Hallo Harry und @ all,

Möchte nur kurz sagen:
Finde Euer Thema hier supergut und kann mich in vielen Situationen wiederfinden. Danke dafür.

Herzlichen Gruß,
Reinhart
Guinevere
Beiträge: 4779
Registriert: 8. Nov 2007, 22:08

Re: Teufelskreis

Beitrag von Guinevere »

An Reinhard find das Thema auch recht interessant *zwinker*

Hallo Harry,

>Mit einem funken hoffnung, aber genügend realismus um zu wissen: da wird auch heute nicht viel passieren...

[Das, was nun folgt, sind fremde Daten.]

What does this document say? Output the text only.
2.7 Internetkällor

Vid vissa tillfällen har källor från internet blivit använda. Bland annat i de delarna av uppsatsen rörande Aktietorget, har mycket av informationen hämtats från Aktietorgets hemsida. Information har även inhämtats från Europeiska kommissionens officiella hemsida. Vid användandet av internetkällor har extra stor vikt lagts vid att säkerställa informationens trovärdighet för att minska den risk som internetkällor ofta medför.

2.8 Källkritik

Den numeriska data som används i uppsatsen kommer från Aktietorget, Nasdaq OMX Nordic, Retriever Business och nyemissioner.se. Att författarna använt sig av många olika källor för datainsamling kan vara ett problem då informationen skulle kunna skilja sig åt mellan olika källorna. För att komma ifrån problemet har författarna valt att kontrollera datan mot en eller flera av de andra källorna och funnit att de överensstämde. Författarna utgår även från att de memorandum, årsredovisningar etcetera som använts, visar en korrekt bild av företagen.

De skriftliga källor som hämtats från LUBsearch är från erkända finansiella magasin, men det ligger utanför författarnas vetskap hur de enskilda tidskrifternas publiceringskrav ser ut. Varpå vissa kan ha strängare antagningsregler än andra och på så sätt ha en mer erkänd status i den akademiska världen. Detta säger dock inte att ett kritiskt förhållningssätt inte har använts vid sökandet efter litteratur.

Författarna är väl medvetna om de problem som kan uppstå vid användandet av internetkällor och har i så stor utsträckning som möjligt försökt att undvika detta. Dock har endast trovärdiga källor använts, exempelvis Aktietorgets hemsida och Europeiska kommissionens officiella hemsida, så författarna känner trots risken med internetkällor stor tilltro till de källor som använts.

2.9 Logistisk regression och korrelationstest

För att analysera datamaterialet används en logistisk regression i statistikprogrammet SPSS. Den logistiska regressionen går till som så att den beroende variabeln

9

jo, kenn ich auch noch (bin zwar auch nicht so unbedingt "gesund" - ich weiß es ehrlich gesagt nicht), aber die Einsamkeit konnte ich dadurch schon immer schlecht vertreiben, wenn ich mit derartigen Erwartungen aus ging, dass was passieren muss. Sie wurde mir dadurch eigentlich eher verschärft bewusst.

"Positive Resonanz" auf das wie man ist, ja, irgendwie ganz zu gut , solange man sein Selbstbild nicht danach aufbaut und davon abhängig macht. Andererseits kann einem negative Resonanz dadurch auch sehr viel anhaben.

Das mit den Single-börsen... kenn speziell sowas zwar weniger, nur - wohl auch wegen des Kontakthaltens to my lil sistas - party-online-communities - ist ja dem oft stark ähnlich ..."verlogen"... ich würde mal sagen eher unecht und zu virituell . Da entstehen meiner Meinung nach in der Phantasie oft zu viele falsche Vorstellungen, denen man dann sehr schwer gerecht werden kann...

Lieben Gruß, wieder in Beobachtungsposition gehe...
manu
kormoran
Beiträge: 3276
Registriert: 29. Mai 2007, 21:56

Re: Teufelskreis

Beitrag von kormoran »

hallo harry,
hallo ihr,

noch eine.

das soziale interagieren ist so überhaupt nicht automatisiert bei mir, dass es sehr anstrengt. es fängt damit an dass ich nicht bei mir bin und es mit der selbstliebe noch etwas hapert (wird aber), und setzt sich damit fort, dass ich andere menschen offenbar total schlecht einschätzen kann und außerdem äußerst schlecht im grenzenziehen bin. lasse viel zu nah an mich heran, fühle mich in die ecke gedrängt, gebe zu viel preis, dafür gibt es postwendend immer eins auf die nase. distanz wird als arroganz interpretiert und ich finde einfach keine gemeinsame sprache. muss immer so viel interpretieren und finde laufend was, das jemand so oder so gemeint haben könnte...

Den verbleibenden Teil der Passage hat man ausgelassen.